The Chinese symbol of yin and yang is a well-known example of how opposite or contrary forces can be complementary and interdependent. There is probably no more polarizing topic than the recent introduction of the electronic health record (EHR) into medical education. Just as there are many potential benefits of the EHR, there are as many negative impacts.1  The EHR is a tool, and like all tools, it is neutral. The way in which the tool is used, however, determines whether the impact is positive or negative.

In this issue of the Journal of Graduate Medical Education, Martin and colleagues2  have provided us with the first description of remote EHR utilization patterns in attending physicians. Additionally, they have brought to light a novel method of resident oversight that could be integrated into residency training. We applaud the authors for another well-executed investigation into the educational impact of the EHR. The current study,2  which demonstrates potential positive sides to remote access, also provides a balanced opportunity to consider some of the dark sides.

The authors found that regardless of the number of years in practice, there is general acceptance of remote access to the EHR. This has the potential benefit of providing immediate patient care regardless of the physician's location. Nevertheless, this benefit needs to be balanced against the risks of making incorrect decisions based only on electronic data. Of note, a previous study,3  also conducted at the University of Chicago, found that residents extensively electronically research patients prior to actually examining them. This practice may inappropriately influence clinical decision-making and amplify clinical errors.

An advantage of the EHR would be the immediate ability to take corrective actions or educate the residents, regardless of time of day. Unfortunately, Martin and colleagues2  found that the majority (75%) of EHR remote access was postcall, as compared with 54% while on call.
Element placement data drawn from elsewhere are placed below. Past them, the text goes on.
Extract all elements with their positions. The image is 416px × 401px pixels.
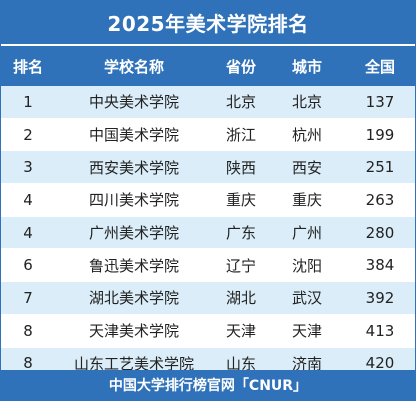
cell-national-rank: 199 (365, 125, 395, 144)
cell-school-name: 中央美术学院 (88, 93, 179, 112)
cell-province: 重庆 (225, 191, 256, 210)
cell-national-rank: 251 (365, 158, 395, 177)
cell-city: 沈阳 (291, 256, 322, 275)
cell-province: 浙江 (225, 126, 256, 145)
cell-national-rank: 384 (365, 256, 395, 275)
cell-province: 山东 (225, 354, 256, 373)
cell-school-name: 鲁迅美术学院 (88, 256, 179, 275)
table-row: 6 鲁迅美术学院 辽宁 沈阳 384 (1, 249, 415, 283)
table-row: 1 中央美术学院 北京 北京 137 (1, 86, 415, 119)
cell-school-name: 四川美术学院 (88, 191, 179, 210)
header-national-rank: 全国 (364, 57, 395, 76)
cell-city: 重庆 (291, 191, 322, 210)
cell-rank: 8 (23, 321, 33, 340)
header-province: 省份 (225, 57, 256, 76)
cell-school-name: 中国美术学院 (88, 126, 179, 145)
cell-national-rank: 137 (365, 92, 395, 111)
cell-national-rank: 263 (365, 190, 395, 209)
table-title: 2025年美术学院排名 (1, 1, 415, 44)
table-header-row: 排名 学校名称 省份 城市 全国 (1, 46, 415, 86)
table-row: 4 广州美术学院 广东 广州 280 (1, 216, 415, 250)
table-row: 3 西安美术学院 陕西 西安 251 (1, 151, 415, 185)
table-row: 2 中国美术学院 浙江 杭州 199 (1, 118, 415, 152)
cell-city: 北京 (291, 93, 322, 112)
title-divider (1, 44, 415, 46)
cell-national-rank: 280 (365, 223, 395, 242)
table-row: 8 天津美术学院 天津 天津 413 (1, 314, 415, 348)
cell-rank: 3 (23, 158, 33, 177)
cell-city: 济南 (291, 354, 322, 373)
cell-school-name: 广州美术学院 (88, 224, 179, 243)
table-row: 4 四川美术学院 重庆 重庆 263 (1, 184, 415, 217)
cell-rank: 4 (23, 190, 33, 209)
cell-rank: 1 (23, 92, 33, 111)
cell-city: 天津 (291, 322, 322, 341)
cell-city: 杭州 (291, 126, 322, 145)
cell-school-name: 山东工艺美术学院 (73, 354, 194, 373)
table-body: 1 中央美术学院 北京 北京 137 2 中国美术学院 浙江 杭州 199 3 西安美术学院 陕西 西安 2… (1, 86, 415, 381)
header-school-name: 学校名称 (103, 57, 164, 76)
cell-province: 天津 (225, 322, 256, 341)
cell-national-rank: 420 (365, 354, 395, 373)
cell-rank: 4 (23, 223, 33, 242)
cell-province: 湖北 (225, 289, 256, 308)
cell-school-name: 天津美术学院 (88, 322, 179, 341)
cell-city: 广州 (291, 224, 322, 243)
cell-rank: 6 (23, 256, 33, 275)
cell-rank: 8 (23, 354, 33, 373)
table-row: 7 湖北美术学院 湖北 武汉 392 (1, 282, 415, 315)
cell-national-rank: 413 (365, 321, 395, 340)
cell-province: 广东 (225, 224, 256, 243)
cell-school-name: 湖北美术学院 (88, 289, 179, 308)
cell-rank: 7 (23, 288, 33, 307)
cell-city: 西安 (291, 158, 322, 177)
cell-province: 辽宁 (225, 256, 256, 275)
cell-school-name: 西安美术学院 (88, 158, 179, 177)
cell-province: 北京 (225, 93, 256, 112)
cell-rank: 2 (23, 125, 33, 144)
cell-city: 武汉 (291, 289, 322, 308)
cell-province: 陕西 (225, 158, 256, 177)
header-rank: 排名 (12, 57, 43, 76)
footer-source: 中国大学排行榜官网「CNUR」 (1, 370, 415, 400)
cell-national-rank: 392 (365, 288, 395, 307)
header-city: 城市 (291, 57, 322, 76)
This finding suggests that remote access is more frequently utilized for attending physician convenience in completing documentation, rather than providing immediate patient care and resident education.
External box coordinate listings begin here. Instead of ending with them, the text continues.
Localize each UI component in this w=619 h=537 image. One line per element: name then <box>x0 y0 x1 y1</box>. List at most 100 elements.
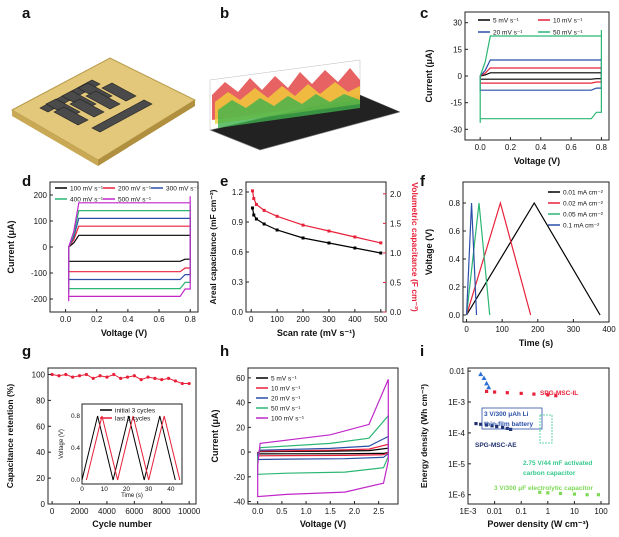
panel-c-xlabel: Voltage (V) <box>514 156 560 166</box>
panel-i-point <box>538 490 542 494</box>
panel-i-point <box>546 393 550 397</box>
panel-e-xtick-label: 100 <box>270 315 284 324</box>
panel-c-series-line <box>479 66 602 84</box>
panel-i-point <box>493 390 497 394</box>
panel-d-ytick-label: -200 <box>31 295 48 304</box>
panel-e-ytick-label: 0.0 <box>232 308 244 317</box>
panel-c-legend-label: 50 mV s⁻¹ <box>553 30 583 37</box>
panel-i-point <box>585 493 589 497</box>
panel-g-point <box>125 375 130 379</box>
panel-d-xtick-label: 0.2 <box>91 315 103 324</box>
panel-f-plot <box>465 200 601 316</box>
panel-g-inset-line <box>85 415 181 481</box>
panel-g-point <box>57 374 61 378</box>
panel-e-point <box>301 236 305 240</box>
panel-i-point <box>479 422 483 426</box>
panel-g-inset-legend-label: initial 3 cycles <box>115 408 156 415</box>
panel-h-xtick-label: 2.0 <box>349 507 361 516</box>
panel-e-xtick-label: 300 <box>322 315 336 324</box>
panel-d-ytick-label: 100 <box>34 217 48 226</box>
panel-g-inset-xtick-label: 30 <box>145 486 153 493</box>
panel-g-inset-legend-label: last 3 cycles <box>115 416 151 423</box>
panel-h-ytick-label: -40 <box>233 498 245 507</box>
panel-i-xlabel: Power density (W cm⁻³) <box>487 519 588 529</box>
panel-i-xtick-label: 10 <box>570 507 579 516</box>
panel-e-point <box>275 228 279 232</box>
panel-i-point <box>554 394 558 398</box>
panel-c-xtick-label: 0.2 <box>505 143 517 152</box>
panel-g-point <box>180 381 184 386</box>
panel-c-ytick-label: -30 <box>450 125 462 134</box>
panel-i-ytick-label: 1E-3 <box>448 398 465 407</box>
panel-g-inset-xtick-label: 10 <box>101 486 109 493</box>
panel-h-legend-label: 20 mV s⁻¹ <box>271 396 301 403</box>
panel-d-xtick-label: 0.8 <box>185 315 197 324</box>
panel-i-ylabel: Energy density (Wh cm⁻³) <box>419 384 429 488</box>
panel-f-legend-label: 0.02 mA cm⁻² <box>563 201 604 208</box>
panel-i-xtick-label: 0.1 <box>516 507 528 516</box>
panel-h-legend-label: 50 mV s⁻¹ <box>271 406 301 413</box>
panel-h-ytick-label: 0 <box>241 448 246 457</box>
panel-e-plot <box>250 189 383 255</box>
panel-g-axes <box>47 367 197 505</box>
panel-f-xtick-label: 400 <box>602 325 616 334</box>
panel-h-legend-label: 5 mV s⁻¹ <box>271 376 298 383</box>
panel-c-ylabel: Current (μA) <box>424 49 434 102</box>
panel-e-series-line <box>251 190 381 244</box>
panel-g-point <box>84 372 88 377</box>
panel-label-i: i <box>420 343 424 360</box>
panel-d-series-line <box>68 214 191 283</box>
panel-i-point <box>495 424 499 429</box>
panel-g-xtick-label: 10000 <box>178 507 201 516</box>
panel-f-axes <box>462 181 610 323</box>
panel-h-xtick-label: 0.0 <box>252 507 264 516</box>
panel-h-xtick-label: 1.0 <box>301 507 313 516</box>
panel-f-legend-label: 0.01 mA cm⁻² <box>563 190 604 197</box>
panel-e-point <box>262 222 266 226</box>
panel-i-ytick-label: 0.01 <box>449 367 465 376</box>
panel-h-xtick-label: 2.5 <box>373 507 385 516</box>
panel-f-ytick-label: 0.8 <box>449 199 461 208</box>
panel-c-axes <box>464 11 610 141</box>
panel-e-point <box>327 229 331 233</box>
panel-e-point <box>379 241 383 245</box>
panel-c-ytick-label: 15 <box>453 45 462 54</box>
panel-f-series-line <box>465 202 491 316</box>
panel-i-ytick-label: 1E-6 <box>448 491 465 500</box>
panel-g-xtick-label: 4000 <box>98 507 116 516</box>
panel-d-legend-label: 100 mV s⁻¹ <box>70 186 104 193</box>
panel-d-plot <box>68 196 191 302</box>
panel-i-point <box>558 491 563 496</box>
panel-d-series-line <box>68 223 191 275</box>
panel-i-point <box>519 391 523 395</box>
panel-e-ytick-label: 0.9 <box>232 218 244 227</box>
panel-h-xtick-label: 1.5 <box>325 507 337 516</box>
panel-f-series-line <box>465 200 532 316</box>
panel-e-xtick-label: 400 <box>348 315 362 324</box>
panel-i-point <box>596 493 601 497</box>
panel-g-ytick-label: 20 <box>36 474 45 483</box>
panel-e-point <box>252 213 256 217</box>
panel-d-legend-label: 300 mV s⁻¹ <box>166 186 200 193</box>
panel-g-ytick-label: 40 <box>36 448 45 457</box>
panel-g-point <box>119 376 123 380</box>
panel-g-inset-line <box>81 415 176 481</box>
panel-i-point <box>478 371 484 377</box>
panel-label-d: d <box>22 173 31 190</box>
panel-g-inset-xlabel: Time (s) <box>121 493 143 499</box>
panel-g-point <box>187 381 191 386</box>
panel-e-axes <box>245 181 387 313</box>
panel-e-ytick-label: 0.5 <box>390 278 402 287</box>
panel-label-f: f <box>420 173 426 190</box>
panel-h-plot <box>257 379 389 498</box>
panel-i-xtick-label: 0.01 <box>487 507 503 516</box>
panel-c-ytick-label: 30 <box>453 19 462 28</box>
panel-e-point <box>301 223 305 227</box>
panel-i-ytick-label: 1E-5 <box>448 460 465 469</box>
panel-d-series-line <box>68 233 191 263</box>
panel-e-xlabel: Scan rate (mV s⁻¹) <box>277 328 355 338</box>
panel-c-ytick-label: -15 <box>450 99 462 108</box>
panel-i-point <box>490 424 494 428</box>
panel-g-inset <box>81 403 183 485</box>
Finally, is there potential harm to the physicians who utilize remote EHR access? Martin and colleagues2  found that 75% of attending physicians remotely use the EHR for 60 to 90 minutes every day. Concern has previously been expressed that remote access to the EHR may contribute to physician burnout and negatively affect the well-being of the physician and the physician's family.4 

It is important for the readers of Martin and colleagues' article to recognize the difference between supervision and education because it is easy to confuse them. Supervision involves the critical watching or directing of subordinates, whereas education is the process of imparting knowledge. The authors demonstrate this difference with the finding that 93% of attending physicians remotely discovered incorrect information provided by the residents, which resulted in changes in clinical decisions; yet only 50% of attending physicians recalled instances where these findings resulted in direct supervisory action from home in the form of telephone calls to cross-cover services.
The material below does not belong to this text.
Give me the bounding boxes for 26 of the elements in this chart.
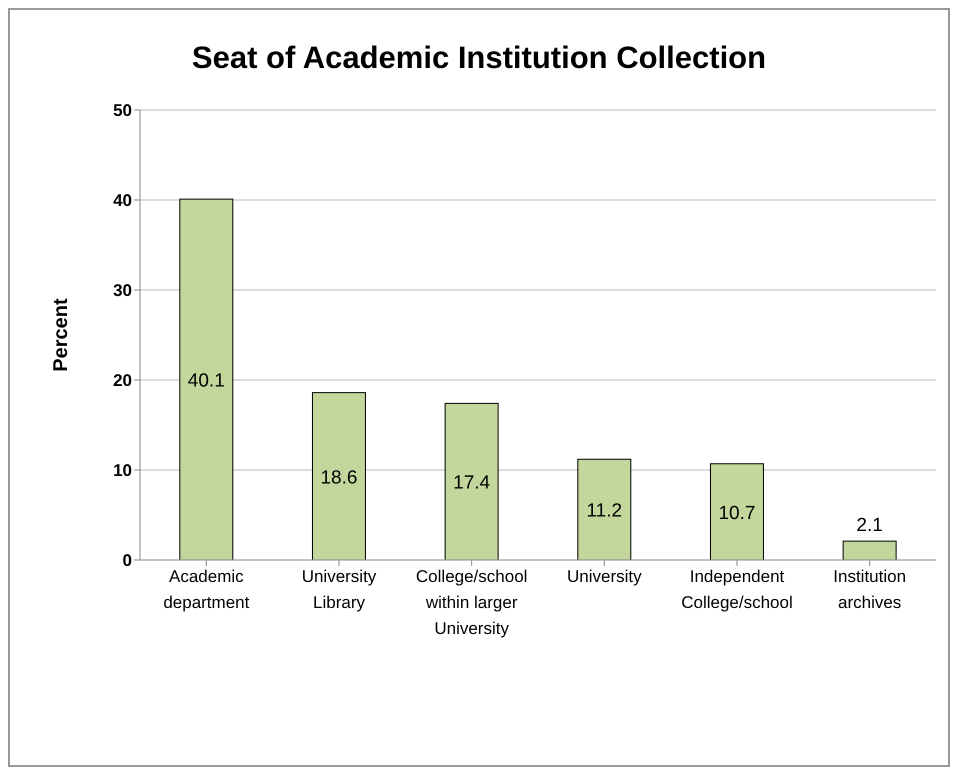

These 2 data points suggest that the previous dependency between the attending (teacher) and the resident (learner) is being lost. Before the implementation of the EHR, residents and attending physicians were dependent on each other. Residents were data collectors and were forced to distill what was most important. Likewise, attendings were forced to interact with residents to obtain the information. In this way, the resident had the opportunity to gain cognitive reinforcement between the raw data and the attending physician's decision-making. Unfortunately, the auto-filled data, prompts, templates, and copy-and-paste functions of the EHR have nearly eliminated the requirement for residents and attending physicians to interact.1 

In a theoretical model of remote EHR-based education, attending physicians would review residents' notes to understand their thought processes. After independently reviewing patient data, faculty could remotely evaluate at multiple points in time how effectively residents are managing patients. Inconsistencies or errors in medical judgment would prompt supervisory actions to provide appropriate patient care and could serve as a prompt for focused education. However, this would require residents to document their critical thinking in the chart, and for attending physicians to take the time to carefully review the electronic documentation. The frequency of remote oversight could be tailored based on patient acuity or the level of competency of the resident being supervised. This system could solve the contradictory relationship between resident autonomy and patient safety.

While this model has the potential to balance the yin of resident autonomy with the yang of patient safety, it will not be successful until greater commitment in EHR use is demonstrated by both residents and attending physicians. Residents would need to be dedicated to recording clinical judgment, rather than simply stating the plan for the day and inserting often meaningless, auto-filled data. Additionally, changes in clinical status that prompted reevaluation by residents would require documentation even if there were no changes to the clinical plan. Attending physicians would have to take the time to read what the residents had written and interact with them. This would afford residents a chance to demonstrate their critical thinking skills and to learn from attending physicians' experiences. Sadly, less than 30% of residents receive feedback on their documentation,5  and only 60% of attending notes are viewed by residents.6  We have a long way to go, but Martin and colleagues have pointed us in the right direction.